“日報”は、IGグループの目標管理システムを日常的ベースで支えている基本中の基本である。つまり、「仮説(Plan)~実践(Do)~検証(See)」の日次サイクルといえよう。


 “日報”の一義的な目的は、自分の一日を振り返り、記録を残すことにある。「今日一日、何をしたのか。それは予定通りだったのか。どんな気づきがあったのか。上司はじめ関係部署への報・連・相に怠りはなかったか・・・・・。そして、一日の時間を何に使ったのか、分刻みで入力できるようになっている」 これらの記録は、週末・月次・四半期・年次で行う検証時の資料ベースとして活躍する。


 先ず、“日報”を書く時間を大切にしなければならない。“日報”は、その日一日の充実度のバロメーターである。


予定完了のチェック

報・連・相の記入

気づきの記入

翌日の予定の記入

未達や懸案事項に関する対処


 以上の手順を踏んで、一日をゆっくりと振り返り、その日一日の仕事にけじめをつけて、明日一日をどのように過ごすべきかをイメージする。
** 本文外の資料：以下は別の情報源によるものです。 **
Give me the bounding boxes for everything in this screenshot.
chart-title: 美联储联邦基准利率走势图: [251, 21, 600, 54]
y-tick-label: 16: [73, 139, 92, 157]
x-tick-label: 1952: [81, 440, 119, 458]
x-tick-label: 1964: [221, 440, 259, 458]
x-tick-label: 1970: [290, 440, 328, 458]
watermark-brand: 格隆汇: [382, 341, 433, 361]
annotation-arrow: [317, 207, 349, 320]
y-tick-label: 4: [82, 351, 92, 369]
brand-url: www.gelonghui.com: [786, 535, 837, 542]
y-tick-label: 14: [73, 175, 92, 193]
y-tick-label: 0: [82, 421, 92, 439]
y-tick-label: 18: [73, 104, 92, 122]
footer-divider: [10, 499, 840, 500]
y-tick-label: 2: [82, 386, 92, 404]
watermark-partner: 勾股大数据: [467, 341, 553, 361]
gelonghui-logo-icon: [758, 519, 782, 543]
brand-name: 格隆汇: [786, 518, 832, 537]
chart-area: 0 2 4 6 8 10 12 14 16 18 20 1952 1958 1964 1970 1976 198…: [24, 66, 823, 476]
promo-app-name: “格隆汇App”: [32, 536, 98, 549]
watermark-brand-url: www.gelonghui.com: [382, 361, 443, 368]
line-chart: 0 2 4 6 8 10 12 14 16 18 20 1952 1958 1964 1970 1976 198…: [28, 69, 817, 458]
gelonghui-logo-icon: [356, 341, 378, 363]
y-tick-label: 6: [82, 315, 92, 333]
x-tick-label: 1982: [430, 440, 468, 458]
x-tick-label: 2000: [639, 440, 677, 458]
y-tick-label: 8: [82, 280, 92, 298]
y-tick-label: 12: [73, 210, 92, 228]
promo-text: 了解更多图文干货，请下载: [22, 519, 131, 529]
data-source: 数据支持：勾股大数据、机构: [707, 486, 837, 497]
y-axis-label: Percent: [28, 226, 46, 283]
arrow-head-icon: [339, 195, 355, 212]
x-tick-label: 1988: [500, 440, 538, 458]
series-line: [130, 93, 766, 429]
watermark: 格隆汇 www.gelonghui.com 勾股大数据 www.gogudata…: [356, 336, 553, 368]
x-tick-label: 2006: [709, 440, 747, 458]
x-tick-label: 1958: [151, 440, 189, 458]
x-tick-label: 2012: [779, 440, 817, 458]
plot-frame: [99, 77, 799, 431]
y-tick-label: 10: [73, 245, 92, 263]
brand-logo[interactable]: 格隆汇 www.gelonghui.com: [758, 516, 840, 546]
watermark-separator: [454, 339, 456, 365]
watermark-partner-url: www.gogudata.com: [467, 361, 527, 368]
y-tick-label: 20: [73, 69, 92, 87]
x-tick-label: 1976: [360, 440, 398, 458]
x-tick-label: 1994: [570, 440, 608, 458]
 目標管理の大切な点の一つに、時間管理がある。“日報”による日々の記録は、そのために有効なデータを随時に提供してくれる。顧問先別、業務別に、使われた時間のデータが打ち出されるようになっているので、自分の時間が何にとられているかを明らかにすることができる。しかも、時間単価が登録されているので、コストの把握もできるようになっている。
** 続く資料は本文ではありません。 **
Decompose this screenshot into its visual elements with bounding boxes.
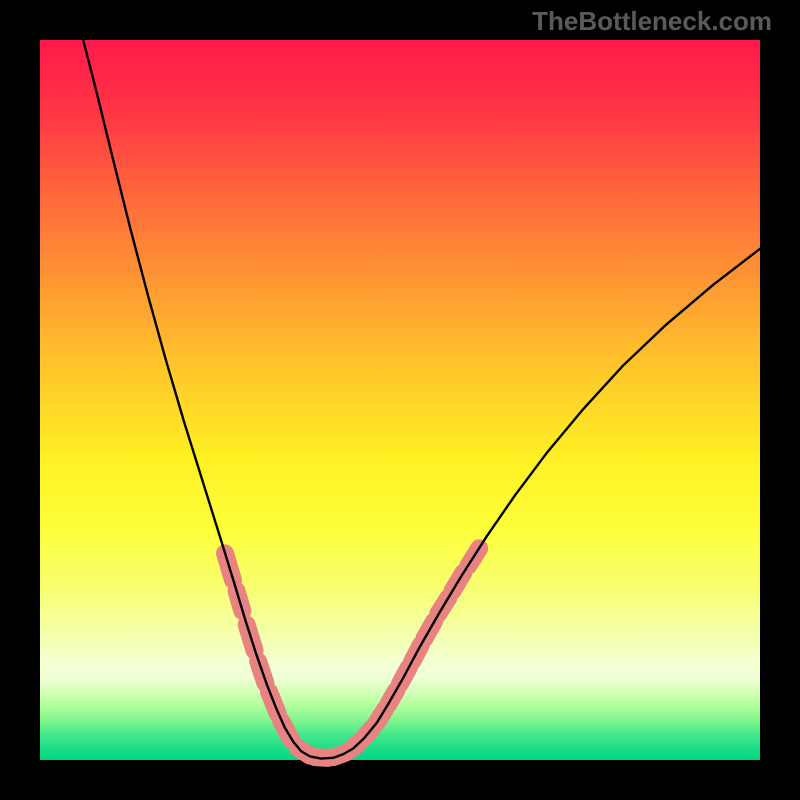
watermark-text: TheBottleneck.com [532,6,772,37]
bottleneck-chart [0,0,800,800]
plot-background [40,40,760,760]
 時間管理の基本である、「①時間を記録する、②整理する、③まとめる」の三段階のプロセスに十分に活用してもらいたいと思う。


 私たちは、意識の中で、過去という時間を振り返ることができたとしても、また、未来という時間を想い描くことができたとしても、「今、その時!」においてしか現実と向き合うことはできないのである。思考と行動は、今日という一日において現実化させるのである。


 このように考えると、“日報”をおろそかにするような行為は成長のためにも看過できない。一人ひとりが自らの時間を知り、充実した一日にするために“日報”と向き合う時間を大事にしなければならない。・・・「日に新たに、日々新たに」(大学)。